As with the Haidian School I was taken by surprise that the hospital had implemented rTMS as part of the treatment regimen for autism following a protocol derived from several of our publications. They used their own Chinese device, called Mind Touch which can deliver low frequency pulses capable of inducing inhibition in a given area of the cerebral cortex. The hospital also promoted music therapy for autism and apparently had its own band of kids playing percussion instruments. Inside of the hospital was a very large facility, built as a playground, where kids received physical therapy aimed at improving their motor skills.
At the hospital I was struck by an area called the “Sand Therapy” room. The room boasted several large sand boxes and a large stand filled with figurines. Kids loved playing with the sand and learning from its texture. The figurines allowed them to build scenarios which they could discuss with their therapists. After learning the basics of the technique, parents were invited to participate in the therapy.
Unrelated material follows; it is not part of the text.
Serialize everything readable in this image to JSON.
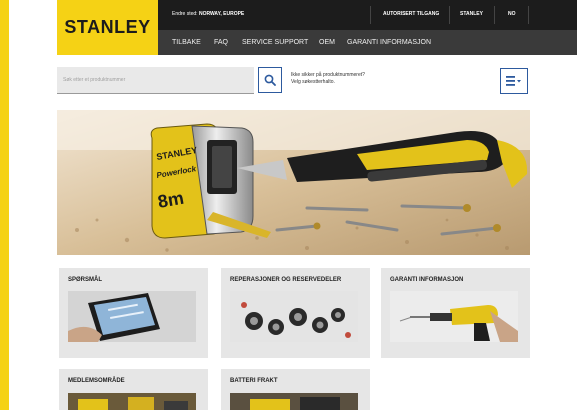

Another of the special education schools that I visited was near the airport and far removed from downtown Beijing. Again, this was a huge facility which at the time we visited had some 300 kids in attendance. The school may have gained some international reputation and was attended by a significant percentage of foreigners, primarily Russians. For those kids coming from afar or needing intensive treatment, they had in-grounds accommodations. Including room and board, the total cost of care was less than $700 per month. Although this was a good amount by Chinese standards it pales with the tuition paid in similar institutions within the United States.
I was told that about 140 of children in attendance were diagnosed or suspected of having autism. Those classified as suspect cases had exhibited some developmental delays and were at high risk for the condition, having had a prior sibling thus diagnosed. Some of the children we saw receiving therapy were as young as 1 year of age. The interval from the time when the parents suspected something was wrong with their children to the time when they received therapy was extremely short.
I was impressed by the fact that even though labelled a school, the organization provided a large number of medical interventions. They emphasized massage therapy as a way of desensitizing autistic children and usually started the day with this therapy. They also had acupuncture, acupuncture with electricity and something called electroacoustic therapy. The latter has a different meaning as used in the US. In China it is meant to describe a procedure where an individual is grounded at a different potential than the masseuse. In applying this technique the masseuse uses his hands to transfer electricity to the patient thus making different muscles contract. I had the opportunity to receive the massage and can clearly say that it works.
In all the institutions that I visited the presence of parents was quite noticeable. Parents are required to stay with their children in all cases, with the exception of the very high functioning ones. In the case of music therapy, they were even members of the music band.
The Chinese government is taking a proactive stance supporting special education needs throughout the country. China has 290 million children under 14 years of age, making it the largest population in the world. Since 2005 they have a nationwide longitudinal study that has randomly screened over 95,000 children age 6 to 15 in 31 provinces. The data thus far collected makes them believe that the rise in prevalence is quite real and not one due to changing diagnostic criteria.